If you want banners to perform, make the click do something “now” in the user’s environment, not just ask them to leave the page.

TyC Sports: Argentinos

As the 2010 World Cup kicks off, this TyC Sports film by Young & Rubicam Buenos Aires is built to do one thing fast: stir up Argentine fans everywhere with a burst of identity, memory, and belief.

A World Cup rally film is a piece of sports storytelling designed to compress national pride into a repeatable emotional cue. It is less about information and more about turning viewers into a synchronized audience.

In global sports media and broadcaster marketing, pre-tournament films like this work best when they feel like culture, not advertising.

A simple mechanism: recognition, then escalation

The structure is familiar and effective. Start with the small details only insiders recognize. Then scale up into a collective “we”. The film keeps pulling the viewer from personal belonging into shared momentum, so the emotion arrives before the rational brain asks what is being sold.

Why it lands for Argentine fans worldwide

The spot trades on lived cues. The way people speak about football. The intensity. The inevitability of hope. You do not need to explain Argentina’s relationship with the game. You only need to trigger it, and let the audience do the rest.

That is also why the film travels. Fans abroad are exactly the audience most hungry for a cultural tether during a tournament, so the message plays as connection as much as hype.

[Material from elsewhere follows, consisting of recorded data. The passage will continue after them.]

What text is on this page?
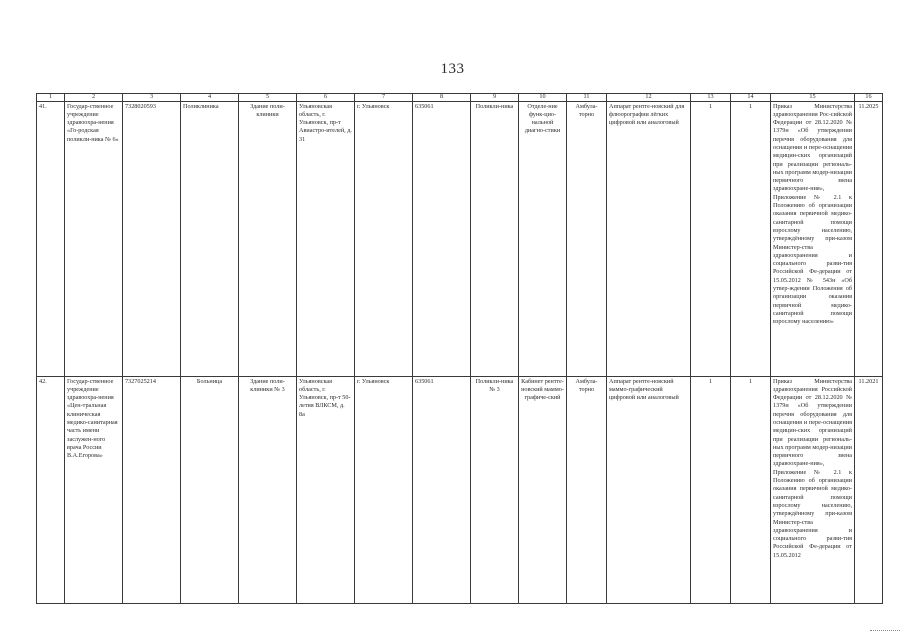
133
1	2	3	4	5	6	7	8	9	10	11	12	13	14	15	16
41.	Государ-ственное учреждение здравоохра-нения «Го-родская поликли-ника № 6»	7328020593	Поликлиника	Здание поли-клиники	Ульяновская область, г. Ульяновск, пр-т Авиастро-ителей, д. 31	г. Ульяновск	635061	Поликли-ника	Отделе-ние функ-цио-нальной диагно-стики	Амбула-торно	Аппарат рентге-новский для флюорографии лёгких цифровой или аналоговый	1	1	Приказ Министерства здравоохранения Рос-сийской Федерации от 28.12.2020 № 1379н «Об утверждении перечня оборудования для оснащения и пере-оснащения медицин-ских организаций при реализации региональ-ных программ модер-низации первичного звена здравоохране-ния», Приложение № 2.1 к Положению об организации оказания первичной медико-санитарной помощи взрослому населению, утверждённому при-казом Министер-ства здравоохранения и социального разви-тия Российской Фе-дерации от 15.05.2012 № 543н «Об утвер-ждении Положения об организации оказания первичной медико-санитарной помощи взрослому населению»	11.2025
42.	Государ-ственное учреждение здравоохра-нения «Цен-тральная клиническая медико-санитарная часть имени заслужен-ного врача России В.А.Егорова»	7327025214	Больница	Здание поли-клиники № 3	Ульяновская область, г. Ульяновск, пр-т 50-летия ВЛКСМ, д. 8а	г. Ульяновск	635061	Поликли-ника № 3	Кабинет рентге-новский маммо-графиче-ский	Амбула-торно	Аппарат рентге-новский маммо-графический цифровой или аналоговый	1	1	Приказ Министерства здравоохранения Российской Федерации от 28.12.2020 № 1379н «Об утверждении перечня оборудования для оснащения и пере-оснащения медицин-ских организаций при реализации региональ-ных программ модер-низации первичного звена здравоохране-ния», Приложение № 2.1 к Положению об организации оказания первичной медико-санитарной помощи взрослому населению, утверждённому при-казом Министер-ства здравоохранения и социального разви-тия Российской Фе-дерации от 15.05.2012	11.2021
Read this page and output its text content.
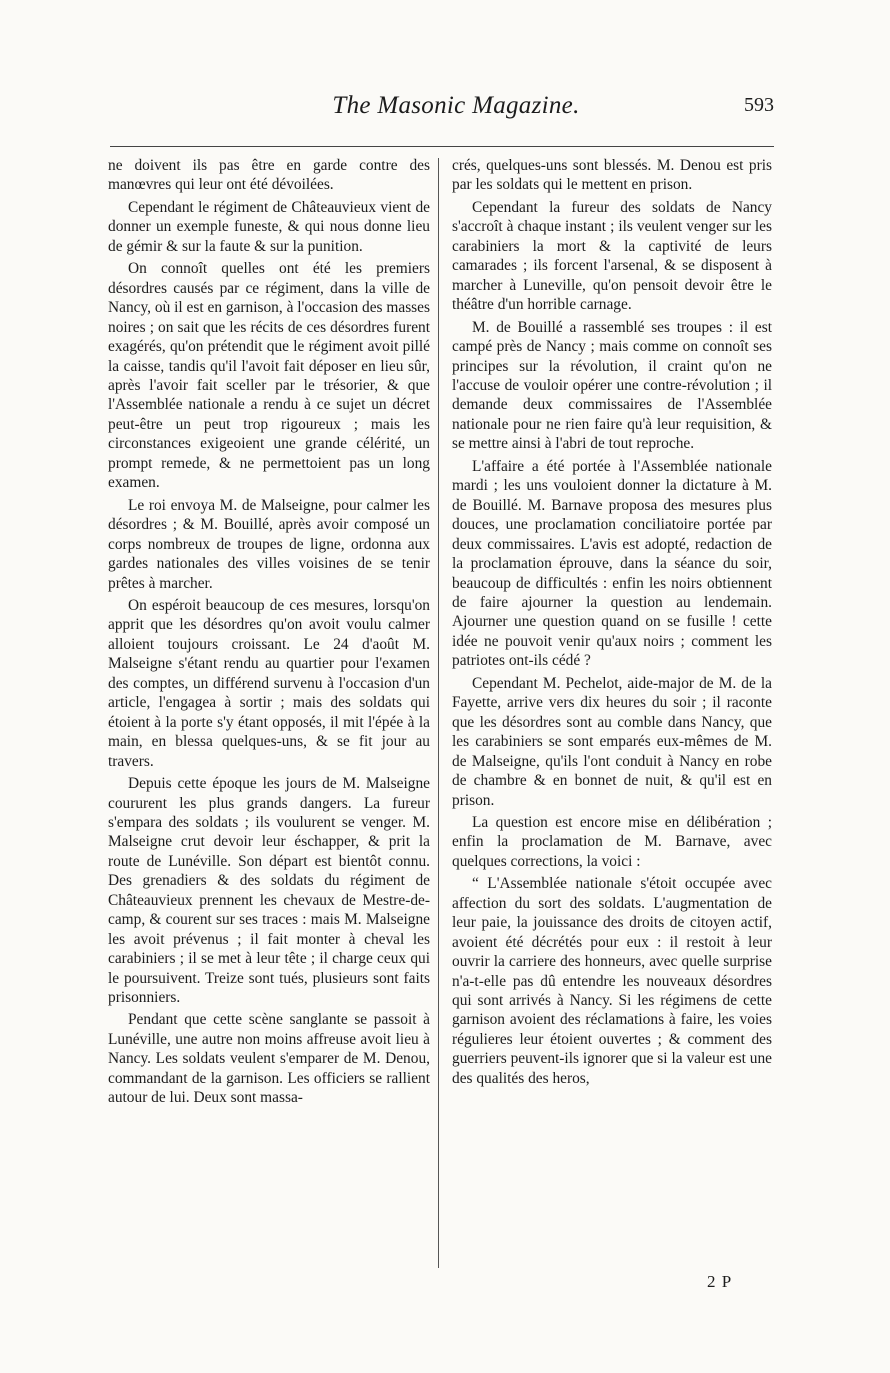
The Masonic Magazine.	593

ne doivent ils pas être en garde contre des manœvres qui leur ont été dévoilées.

Cependant le régiment de Châteauvieux vient de donner un exemple funeste, & qui nous donne lieu de gémir & sur la faute & sur la punition.

On connoît quelles ont été les premiers désordres causés par ce régiment, dans la ville de Nancy, où il est en garnison, à l'occasion des masses noires ; on sait que les récits de ces désordres furent exagérés, qu'on prétendit que le régiment avoit pillé la caisse, tandis qu'il l'avoit fait déposer en lieu sûr, après l'avoir fait sceller par le trésorier, & que l'Assemblée nationale a rendu à ce sujet un décret peut-être un peut trop rigoureux ; mais les circonstances exigeoient une grande célérité, un prompt remede, & ne permettoient pas un long examen.

Le roi envoya M. de Malseigne, pour calmer les désordres ; & M. Bouillé, après avoir composé un corps nombreux de troupes de ligne, ordonna aux gardes nationales des villes voisines de se tenir prêtes à marcher.

On espéroit beaucoup de ces mesures, lorsqu'on apprit que les désordres qu'on avoit voulu calmer alloient toujours croissant. Le 24 d'août M. Malseigne s'étant rendu au quartier pour l'examen des comptes, un différend survenu à l'occasion d'un article, l'engagea à sortir ; mais des soldats qui étoient à la porte s'y étant opposés, il mit l'épée à la main, en blessa quelques-uns, & se fit jour au travers.

Depuis cette époque les jours de M. Malseigne coururent les plus grands dangers. La fureur s'empara des soldats ; ils voulurent se venger. M. Malseigne crut devoir leur éschapper, & prit la route de Lunéville. Son départ est bientôt connu. Des grenadiers & des soldats du régiment de Châteauvieux prennent les chevaux de Mestre-de-camp, & courent sur ses traces : mais M. Malseigne les avoit prévenus ; il fait monter à cheval les carabiniers ; il se met à leur tête ; il charge ceux qui le poursuivent. Treize sont tués, plusieurs sont faits prisonniers.

Pendant que cette scène sanglante se passoit à Lunéville, une autre non moins affreuse avoit lieu à Nancy. Les soldats veulent s'emparer de M. Denou, commandant de la garnison. Les officiers se rallient autour de lui. Deux sont massa-

crés, quelques-uns sont blessés. M. Denou est pris par les soldats qui le mettent en prison.

Cependant la fureur des soldats de Nancy s'accroît à chaque instant ; ils veulent venger sur les carabiniers la mort & la captivité de leurs camarades ; ils forcent l'arsenal, & se disposent à marcher à Luneville, qu'on pensoit devoir être le théâtre d'un horrible carnage.

M. de Bouillé a rassemblé ses troupes : il est campé près de Nancy ; mais comme on connoît ses principes sur la révolution, il craint qu'on ne l'accuse de vouloir opérer une contre-révolution ; il demande deux commissaires de l'Assemblée nationale pour ne rien faire qu'à leur requisition, & se mettre ainsi à l'abri de tout reproche.

L'affaire a été portée à l'Assemblée nationale mardi ; les uns vouloient donner la dictature à M. de Bouillé. M. Barnave proposa des mesures plus douces, une proclamation conciliatoire portée par deux commissaires. L'avis est adopté, redaction de la proclamation éprouve, dans la séance du soir, beaucoup de difficultés : enfin les noirs obtiennent de faire ajourner la question au lendemain. Ajourner une question quand on se fusille ! cette idée ne pouvoit venir qu'aux noirs ; comment les patriotes ont-ils cédé ?

Cependant M. Pechelot, aide-major de M. de la Fayette, arrive vers dix heures du soir ; il raconte que les désordres sont au comble dans Nancy, que les carabiniers se sont emparés eux-mêmes de M. de Malseigne, qu'ils l'ont conduit à Nancy en robe de chambre & en bonnet de nuit, & qu'il est en prison.

La question est encore mise en délibération ; enfin la proclamation de M. Barnave, avec quelques corrections, la voici :

“ L'Assemblée nationale s'étoit occupée avec affection du sort des soldats. L'augmentation de leur paie, la jouissance des droits de citoyen actif, avoient été décrétés pour eux : il restoit à leur ouvrir la carriere des honneurs, avec quelle surprise n'a-t-elle pas dû entendre les nouveaux désordres qui sont arrivés à Nancy. Si les régimens de cette garnison avoient des réclamations à faire, les voies régulieres leur étoient ouvertes ; & comment des guerriers peuvent-ils ignorer que si la valeur est une des qualités des heros,

2 P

The business intent behind the emotion

For TyC Sports, the goal is not to educate. It is to concentrate attention and loyalty at the moment the tournament starts, when viewing habits and media choices are being formed. The film frames the channel as the emotional home for the campaign, not just the place that carries matches.

What to steal for your next fan-led campaign

  • Build from insider truth. Specificity creates belonging faster than generic patriotism.
  • Make it chantable. The best sports films reduce to a line or feeling people can repeat.
  • Escalate from personal to collective. Start in the individual, end in the crowd.
  • Keep the brand role clean. If you are a broadcaster, act like a rally point, not a sponsor.

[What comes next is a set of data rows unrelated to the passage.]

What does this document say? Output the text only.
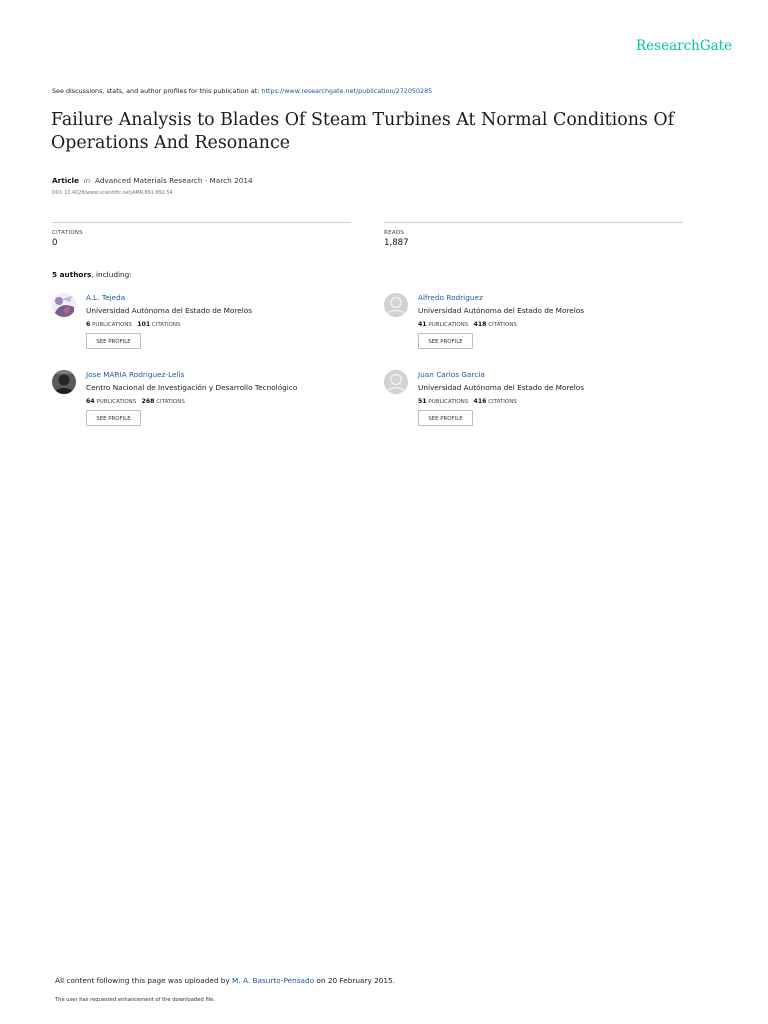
ResearchGate
See discussions, stats, and author profiles for this publication at: https://www.researchgate.net/publication/272050285
Failure Analysis to Blades Of Steam Turbines At Normal Conditions Of Operations And Resonance
Article in Advanced Materials Research · March 2014
DOI: 10.4028/www.scientific.net/AMR.891-892.54
CITATIONS
0
READS
1,887
5 authors, including:
A.L. Tejeda
Universidad Autónoma del Estado de Morelos
6 PUBLICATIONS 101 CITATIONS
SEE PROFILE
Alfredo Rodriguez
Universidad Autónoma del Estado de Morelos
41 PUBLICATIONS 418 CITATIONS
SEE PROFILE
Jose MARIA Rodriguez-Lelis
Centro Nacional de Investigación y Desarrollo Tecnológico
64 PUBLICATIONS 268 CITATIONS
SEE PROFILE
Juan Carlos Garcia
Universidad Autónoma del Estado de Morelos
51 PUBLICATIONS 416 CITATIONS
SEE PROFILE
All content following this page was uploaded by M. A. Basurto-Pensado on 20 February 2015.
The user has requested enhancement of the downloaded file.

A few fast answers before you act

What is this film doing in one sentence?

It rallies Argentine fans worldwide by turning cultural recognition into shared tournament momentum for TyC Sports.

Why do pre-tournament films outperform match promos?

They create emotional commitment before viewing decisions harden. They make people choose a “home” for the tournament.

What makes sports patriotism feel authentic instead of generic?

Specific cultural cues and language that insiders recognize. The more precise the truth, the less it feels like advertising.

Who is the most valuable audience for this type of spot?

Fans who are not physically in the country. They are most likely to share, and most likely to use the film as a cultural tether.

What is the biggest creative risk with rally films?

Drifting into clichés. If the cues are too broad, it becomes interchangeable with any other team’s hype video.